Over the past few weeks, a couple of fellow Seguin criminal defense lawyers have approached me to complain about the new discovery policies in the Guadalupe County District Attorney's Office.  This brings up the whole subject of how a criminal defense lawyer goes about finding out what the State's evidence really is.  In Texas, it's not as straightforward as you might think. Although the Texas Code of Criminal Procedure allows courts to order that prosecutors make discovery available to criminal defendants, for the most part, it's not mandatory.  

Instead, in Texas, we technically have a discovery system that some have referred to as "trial by ambush," since neither side is required to disclose it's case to the other prior to trial.  Back in the Jurassic Period, when I was a prosecutor, it was not unusual for me to see half a dozen defense witnesses being sworn in to testify at the beginning of a trial and for me not to have ever heard of any of them, since they were never mentioned in any police report or witness statement. While legally, pretrial discovery for defendants in Texas is virtually nonexistent, in practice, discovery gets done.  Instead of having a universal system of mandated discovery, what has developed is a system where every prosecutor's office decides how many of its cards it will place on the table, and why and when it will do so. 

There's an advantage to prosecutors for providing discovery.  When the State's case is made known to the defendant, the defendant will either be more likely to negotiate, or at the very least, point out the flaws in the prosecution.  In this way, cases can get resolved without necessitating a trial.  In addition, the prosecutor in the case protects himself from later charges that he hid evidence that was potentially exculpatory to the defendant -- a big legal no-no. Nevertheless, you find a wide range of policies in different prosecutor's offices.  The Comal County District Attorney's Office, for instance, has a fairly broad discovery policy, and discovery is relatively easy to obtain.  Usually, we just need to put in an informal written request of what we would like turned over to us in a case, and it usually is.
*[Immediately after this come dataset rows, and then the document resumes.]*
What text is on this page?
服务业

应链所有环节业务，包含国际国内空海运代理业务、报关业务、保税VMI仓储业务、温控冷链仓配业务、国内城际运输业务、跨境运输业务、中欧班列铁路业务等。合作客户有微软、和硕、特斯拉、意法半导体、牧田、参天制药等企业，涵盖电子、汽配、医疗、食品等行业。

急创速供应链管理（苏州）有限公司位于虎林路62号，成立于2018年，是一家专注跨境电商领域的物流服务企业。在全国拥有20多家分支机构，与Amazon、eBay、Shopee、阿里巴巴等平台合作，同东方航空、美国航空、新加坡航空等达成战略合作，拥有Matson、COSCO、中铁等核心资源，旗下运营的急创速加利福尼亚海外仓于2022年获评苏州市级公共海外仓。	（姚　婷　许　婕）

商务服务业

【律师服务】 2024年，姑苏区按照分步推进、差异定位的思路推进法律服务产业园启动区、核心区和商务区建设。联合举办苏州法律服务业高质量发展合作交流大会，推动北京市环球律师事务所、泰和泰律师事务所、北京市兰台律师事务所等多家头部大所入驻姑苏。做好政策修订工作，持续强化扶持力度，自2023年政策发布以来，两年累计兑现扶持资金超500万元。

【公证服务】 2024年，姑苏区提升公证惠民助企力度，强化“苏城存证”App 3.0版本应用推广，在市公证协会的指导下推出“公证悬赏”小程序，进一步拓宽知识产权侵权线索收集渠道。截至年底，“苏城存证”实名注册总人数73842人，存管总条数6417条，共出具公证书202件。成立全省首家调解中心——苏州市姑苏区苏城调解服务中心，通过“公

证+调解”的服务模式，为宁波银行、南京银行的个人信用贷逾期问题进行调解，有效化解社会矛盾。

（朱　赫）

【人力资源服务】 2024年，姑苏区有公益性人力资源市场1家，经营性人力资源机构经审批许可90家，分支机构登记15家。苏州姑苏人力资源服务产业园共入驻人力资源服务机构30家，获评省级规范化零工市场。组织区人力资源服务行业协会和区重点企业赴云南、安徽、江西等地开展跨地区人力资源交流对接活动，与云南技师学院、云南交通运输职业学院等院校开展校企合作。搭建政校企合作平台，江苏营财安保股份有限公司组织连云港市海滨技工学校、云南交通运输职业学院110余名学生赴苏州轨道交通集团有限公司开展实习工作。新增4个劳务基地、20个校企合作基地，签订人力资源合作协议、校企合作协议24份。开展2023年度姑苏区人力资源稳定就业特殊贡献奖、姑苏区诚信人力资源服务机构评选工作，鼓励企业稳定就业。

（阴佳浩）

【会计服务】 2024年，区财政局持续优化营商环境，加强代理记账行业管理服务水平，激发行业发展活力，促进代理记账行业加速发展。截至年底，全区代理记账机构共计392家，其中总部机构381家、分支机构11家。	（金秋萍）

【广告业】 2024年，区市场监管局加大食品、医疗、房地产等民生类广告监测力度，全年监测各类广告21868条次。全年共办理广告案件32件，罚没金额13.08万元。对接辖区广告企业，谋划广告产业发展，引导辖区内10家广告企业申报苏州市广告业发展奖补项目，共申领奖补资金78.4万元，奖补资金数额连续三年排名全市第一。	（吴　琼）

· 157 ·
In Guadalupe County, on the other, the District Attorney is attempting to do a limited version of what is known as reciprocal discovery.  

It other words, the District Attorney will agree to turn over some items of evidence, as long as you are willing to provide it with notice that you intend to introduce certain types of evidence at trial in return.  Mainly, the District Attorney's policy requires defense counsel to give notice of who his witnesses for trial would be to the D.A. sometime during the week prior to the trial starting.   Many defense lawyers are leery of participating in reciprocal discovery because they feel that it will hamstring them at trial, by limiting their ability to switch defenses in midstream or to call witnesses at the last minute.  However, although there may be some cases where it is in defense counsel's interest to keep the State totally in the dark, I find that those cases are the exception, not the rule.  

If I find myself needed to change my client's defense every five minutes or not wanting the State to know ahead of time who my witnesses are, I probably don't have a very good case to take to trial anyway. On the other hand, giving the D.A. notice of witnesses prior to trial is a heads up to them that we intend to mount a vigorous defense, and that they might want to rethink the case.  In most cases, it is a price worth paying in order to get a peek at the State's file prior to trial.